Sometimes, Carter could be an ass. His initial reaction had not been supportive, it was true, but she’d never admit that to Beau in a million years.
“There was nothing in it for Carter,” she said instead. “Can you blame him for not wanting me to go?”
She scooted away and sat up. Beau kept a close eye on her as she took her laptop and hugged it to her chest.
“So.” Her lips pressed together. “No progress on a buyer yet for the ghost town?”
He scratched his chest and frowned. “No.”
“Then will you do something for me?”
“Anything,” he said, low.
“After I’m gone—” she exhaled at the depressing unpleasantness of her own words “—will you try to be more supportive of your mother? The resort means the world to her.”
“I know it does.”
“If I show you some information, will you promise to be open-minded? Even better, accept what you can’t change and like it?”

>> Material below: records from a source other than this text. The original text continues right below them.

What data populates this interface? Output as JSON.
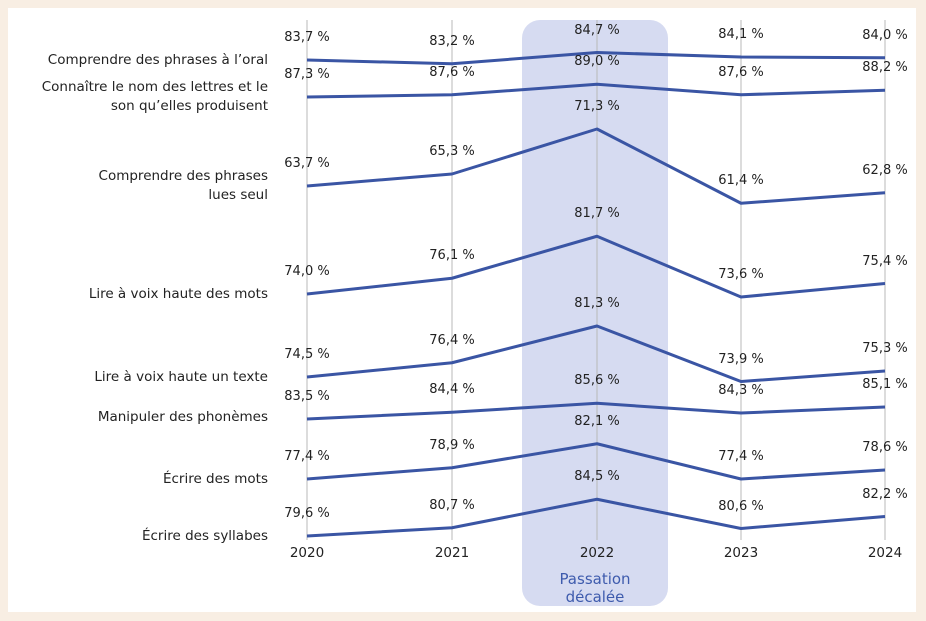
{
  "chart_data": {
    "type": "line",
    "categories": [
      "2020",
      "2021",
      "2022",
      "2023",
      "2024"
    ],
    "annotation": "Passation décalée",
    "grid": true,
    "series": [
      {
        "name": "Comprendre des phrases à l’oral",
        "color": "#3a55a4",
        "values": [
          83.7,
          83.2,
          84.7,
          84.1,
          84.0
        ],
        "value_labels": [
          "83,7 %",
          "83,2 %",
          "84,7 %",
          "84,1 %",
          "84,0 %"
        ]
      },
      {
        "name": "Connaître le nom des lettres et le son qu’elles produisent",
        "color": "#3a55a4",
        "values": [
          87.3,
          87.6,
          89.0,
          87.6,
          88.2
        ],
        "value_labels": [
          "87,3 %",
          "87,6 %",
          "89,0 %",
          "87,6 %",
          "88,2 %"
        ]
      },
      {
        "name": "Comprendre des phrases lues seul",
        "color": "#3a55a4",
        "values": [
          63.7,
          65.3,
          71.3,
          61.4,
          62.8
        ],
        "value_labels": [
          "63,7 %",
          "65,3 %",
          "71,3 %",
          "61,4 %",
          "62,8 %"
        ]
      },
      {
        "name": "Lire à voix haute des mots",
        "color": "#3a55a4",
        "values": [
          74.0,
          76.1,
          81.7,
          73.6,
          75.4
        ],
        "value_labels": [
          "74,0 %",
          "76,1 %",
          "81,7 %",
          "73,6 %",
          "75,4 %"
        ]
      },
      {
        "name": "Lire à voix haute un texte",
        "color": "#3a55a4",
        "values": [
          74.5,
          76.4,
          81.3,
          73.9,
          75.3
        ],
        "value_labels": [
          "74,5 %",
          "76,4 %",
          "81,3 %",
          "73,9 %",
          "75,3 %"
        ]
      },
      {
        "name": "Manipuler des phonèmes",
        "color": "#3a55a4",
        "values": [
          83.5,
          84.4,
          85.6,
          84.3,
          85.1
        ],
        "value_labels": [
          "83,5 %",
          "84,4 %",
          "85,6 %",
          "84,3 %",
          "85,1 %"
        ]
      },
      {
        "name": "Écrire des mots",
        "color": "#3a55a4",
        "values": [
          77.4,
          78.9,
          82.1,
          77.4,
          78.6
        ],
        "value_labels": [
          "77,4 %",
          "78,9 %",
          "82,1 %",
          "77,4 %",
          "78,6 %"
        ]
      },
      {
        "name": "Écrire des syllabes",
        "color": "#3a55a4",
        "values": [
          79.6,
          80.7,
          84.5,
          80.6,
          82.2
        ],
        "value_labels": [
          "79,6 %",
          "80,7 %",
          "84,5 %",
          "80,6 %",
          "82,2 %"
        ]
      }
    ]
  }
}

He reached out and drew his knuckle down her cheek. “Show me anything you want.”
“Ginny did not make this decision lightly,” she said, clamping her hand onto his so he couldn’t distract her by wanting him to touch her everywhere. “She worked with Erin for a long time, and together they consulted financial advisors to make sure the resort was viable way before any construction started. Ginny and Erin had to do their homework before they could secure a loan. The bankers believe the potential for profit is very strong. I want you to know that.”
He made a crooked smile. For the first time since she told him she was leaving so soon, his mood appeared improved. “And now I do.”
She narrowed her eyes and released him. “You’re patronizing me.”
“Don’t mean to. But from my point of view, she went about planning for this project with land that was supposed to be mine.”
“She didn’t want you to sell your family’s history, Beau.”
He scrubbed a hand over his face; frustration, she knew, from an old argument he had no hope of winning.